Wharton refuses to allow himself comfort from anything. Even the idea the war was ‘‘ just’’ and the Allied cause right is buried under a mound of raped women and murdered men. ‘‘ I recognise now that the only heroes of war are the conscientious objectors,’’ he writes.
In conclusion, all he can do is hope his children finally ‘‘ enjoy’’ his war stories, and that they won’t lose too much respect for him. But Shrapnel is a work to be respected at every level. It is depressing but it is also thrilling. Amid the relentless damnation are moments of redemption that make hope seem possible — although not, it must be said, to Wharton.

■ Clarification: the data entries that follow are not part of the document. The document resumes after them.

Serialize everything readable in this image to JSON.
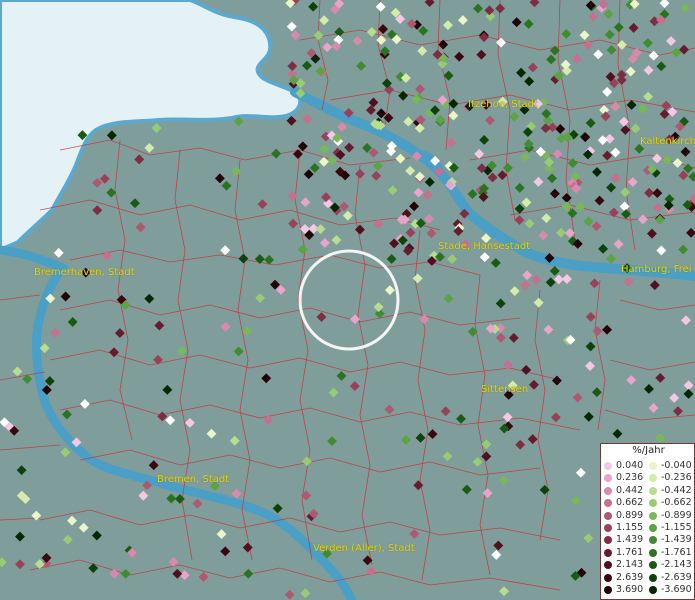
{
  "map": {
    "cities": [
      {
        "id": "bremerhaven",
        "label": "Bremerhaven, Stadt"
      },
      {
        "id": "bremen",
        "label": "Bremen, Stadt"
      },
      {
        "id": "verden",
        "label": "Verden (Aller), Stadt"
      },
      {
        "id": "stade",
        "label": "Stade, Hansestadt"
      },
      {
        "id": "hamburg",
        "label": "Hamburg, Frei"
      },
      {
        "id": "itzehoe",
        "label": "Itzehoe, Stadt"
      },
      {
        "id": "kaltenkirchen",
        "label": "Kaltenkirch"
      },
      {
        "id": "sittensen",
        "label": "Sittensen"
      }
    ],
    "colors": {
      "land": "#7f9d9a",
      "sea": "#e4f1f5",
      "river": "#4a9fc6",
      "boundary": "#c8343a",
      "label": "#e2d719"
    }
  },
  "legend": {
    "title": "%/Jahr",
    "rows": [
      {
        "pos": "0.040",
        "neg": "-0.040",
        "pos_color": "#f4c8e4",
        "neg_color": "#eaf5c8"
      },
      {
        "pos": "0.236",
        "neg": "-0.236",
        "pos_color": "#e6a5c9",
        "neg_color": "#d3ecaa"
      },
      {
        "pos": "0.442",
        "neg": "-0.442",
        "pos_color": "#d88aae",
        "neg_color": "#b7dd8f"
      },
      {
        "pos": "0.662",
        "neg": "-0.662",
        "pos_color": "#c5708f",
        "neg_color": "#97cc74"
      },
      {
        "pos": "0.899",
        "neg": "-0.899",
        "pos_color": "#af5873",
        "neg_color": "#78b85a"
      },
      {
        "pos": "1.155",
        "neg": "-1.155",
        "pos_color": "#97425a",
        "neg_color": "#5ba344"
      },
      {
        "pos": "1.439",
        "neg": "-1.439",
        "pos_color": "#7e2d43",
        "neg_color": "#408c31"
      },
      {
        "pos": "1.761",
        "neg": "-1.761",
        "pos_color": "#661c2f",
        "neg_color": "#2a7421"
      },
      {
        "pos": "2.143",
        "neg": "-2.143",
        "pos_color": "#4f101f",
        "neg_color": "#1a5b14"
      },
      {
        "pos": "2.639",
        "neg": "-2.639",
        "pos_color": "#380711",
        "neg_color": "#0e420b"
      },
      {
        "pos": "3.690",
        "neg": "-3.690",
        "pos_color": "#200208",
        "neg_color": "#052804"
      }
    ]
  }
}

Memoirs of war are popular because readers are encouraged to ask themselves what they would have done in the writer’s situation. The answer is in Shrapnel: most people would have acted like Wharton.
He never grew murderous or sadistic and took no part in the atrocities he saw. Several times he made good, moral decisions. Men have won medals for far less than Wharton.
To himself he could never be a hero, but the agonised honesty of this memoir, its forced clear-sightedness and furious refusal to compromise, is heroic in itself.